OPC Unified Architecture – Part 110: Asset Management Basics
9 Health Status
9.1 Overview
In order to provide the health status of assets, this specification mainly uses the concepts defined in OPC 10000-100.
9.2 Overall health status of an asset
The Variable 2:DeviceHealth defined in OPC 10000-100 is used to provide the overall health status of an asset. It uses an enumeration having the values NORMAL, FAILURE, CHECK_FUNCTION, OFF_SPEC and MAINTENANCE_REQUIRED (see OPC 10000-100 for details).
Note that this Variable should be used for all assets, independent of what type of asset it is, for example also for software components. For some types of assets, not all values of the enumeration can reasonably be applied.
OPC 10000-100 defines the interface 2:IDeviceHealthType containing optionally the Variable 2:DeviceHealth. In older versions of OPC 10000-100 the Variable was only defined on the 2:DeviceType.
In order to support older versions of OPC 10000-100, Objects representing an asset and providing health status information shall provide the 2:DeviceHealthVariable. This should be achieved by implementing the 2:IDeviceHealthType interface providing optionally the 2:DeviceHealthVariable. This can be done either directly on the instance (X:Asset1) or via the TypeDefinition (X:Asset2), as shown in Figure 3. However, it is also allowed to just provide the 2:DeviceHealthVariable as done by X:Asset3 by using the 2:DeviceType. Note that in the current version of OPC 10000-100 2:DeviceType does implement 2:IDeviceHealthType.

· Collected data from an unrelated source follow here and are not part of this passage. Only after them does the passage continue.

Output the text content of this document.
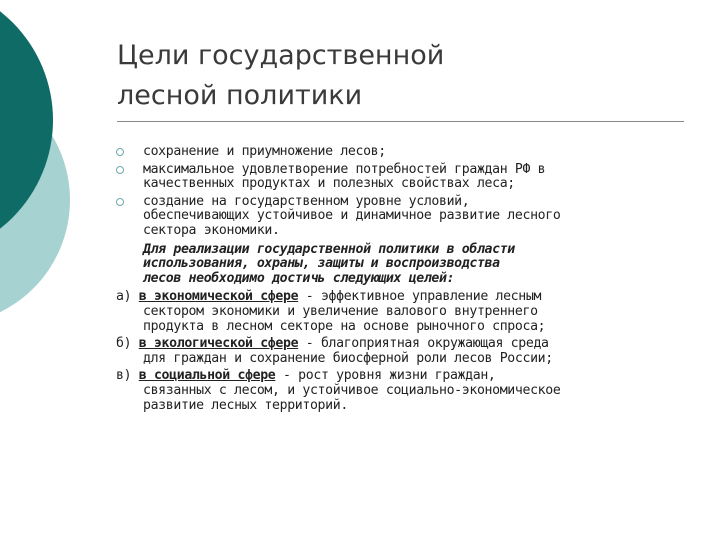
Цели государственной
лесной политики
сохранение и приумножение лесов;
максимальное удовлетворение потребностей граждан РФ в
качественных продуктах и полезных свойствах леса;
создание на государственном уровне условий,
обеспечивающих устойчивое и динамичное развитие лесного
сектора экономики.
Для реализации государственной политики в области
использования, охраны, защиты и воспроизводства
лесов необходимо достичь следующих целей:
а) в экономической сфере - эффективное управление лесным
сектором экономики и увеличение валового внутреннего
продукта в лесном секторе на основе рыночного спроса;
б) в экологической сфере - благоприятная окружающая среда
для граждан и сохранение биосферной роли лесов России;
в) в социальной сфере - рост уровня жизни граждан,
связанных с лесом, и устойчивое социально-экономическое
развитие лесных территорий.
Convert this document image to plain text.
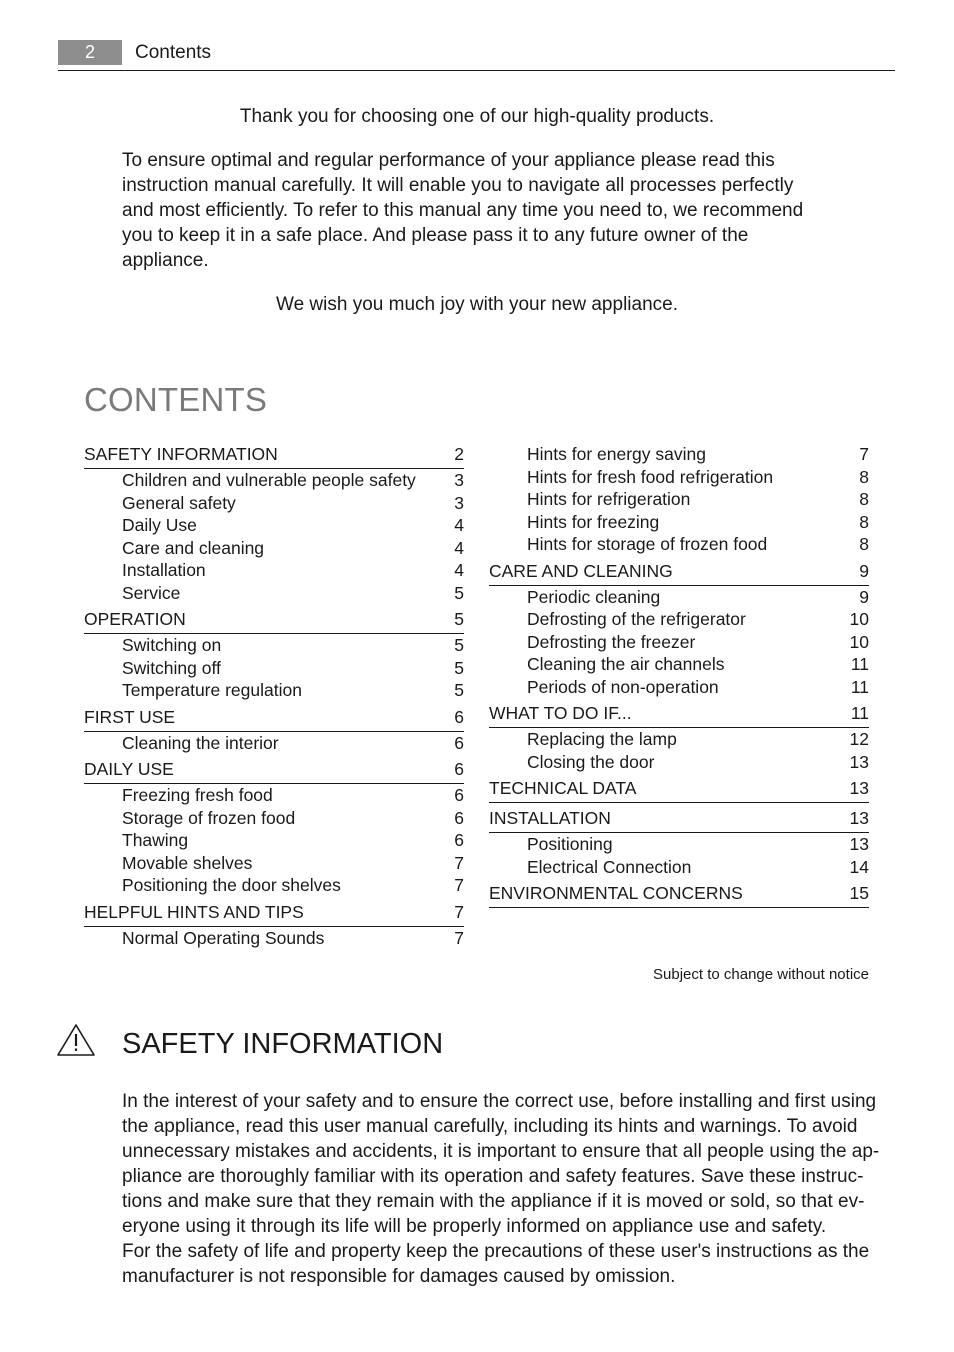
2	Contents
Thank you for choosing one of our high-quality products.
To ensure optimal and regular performance of your appliance please read this instruction manual carefully. It will enable you to navigate all processes perfectly and most efficiently. To refer to this manual any time you need to, we recommend you to keep it in a safe place. And please pass it to any future owner of the appliance.
We wish you much joy with your new appliance.
CONTENTS
SAFETY INFORMATION	2
Children and vulnerable people safety 3
General safety	3
Daily Use	4
Care and cleaning	4
Installation	4
Service	5
OPERATION	5
Switching on	5
Switching off	5
Temperature regulation	5
FIRST USE	6
Cleaning the interior	6
DAILY USE	6
Freezing fresh food	6
Storage of frozen food	6
Thawing	6
Movable shelves	7
Positioning the door shelves	7
HELPFUL HINTS AND TIPS	7
Normal Operating Sounds	7
Hints for energy saving	7
Hints for fresh food refrigeration	8
Hints for refrigeration	8
Hints for freezing	8
Hints for storage of frozen food	8
CARE AND CLEANING	9
Periodic cleaning	9
Defrosting of the refrigerator	10
Defrosting the freezer	10
Cleaning the air channels	11
Periods of non-operation	11
WHAT TO DO IF...	11
Replacing the lamp	12
Closing the door	13
TECHNICAL DATA	13
INSTALLATION	13
Positioning	13
Electrical Connection	14
ENVIRONMENTAL CONCERNS	15
Subject to change without notice
SAFETY INFORMATION
In the interest of your safety and to ensure the correct use, before installing and first using the appliance, read this user manual carefully, including its hints and warnings. To avoid unnecessary mistakes and accidents, it is important to ensure that all people using the ap- pliance are thoroughly familiar with its operation and safety features. Save these instruc- tions and make sure that they remain with the appliance if it is moved or sold, so that ev- eryone using it through its life will be properly informed on appliance use and safety.
For the safety of life and property keep the precautions of these user's instructions as the manufacturer is not responsible for damages caused by omission.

Figure 3 – Examples of assets providing health status
The SourceTimestamp of the 2:DeviceHealthVariable provides the time when the asset entered that health status. In order to provide an accurate time, Servers should preserve the time, also when restarting the Server. As this might not always be possible, a Client shall be aware that the SourceTimestamp is not always the time when the asset switched the health status.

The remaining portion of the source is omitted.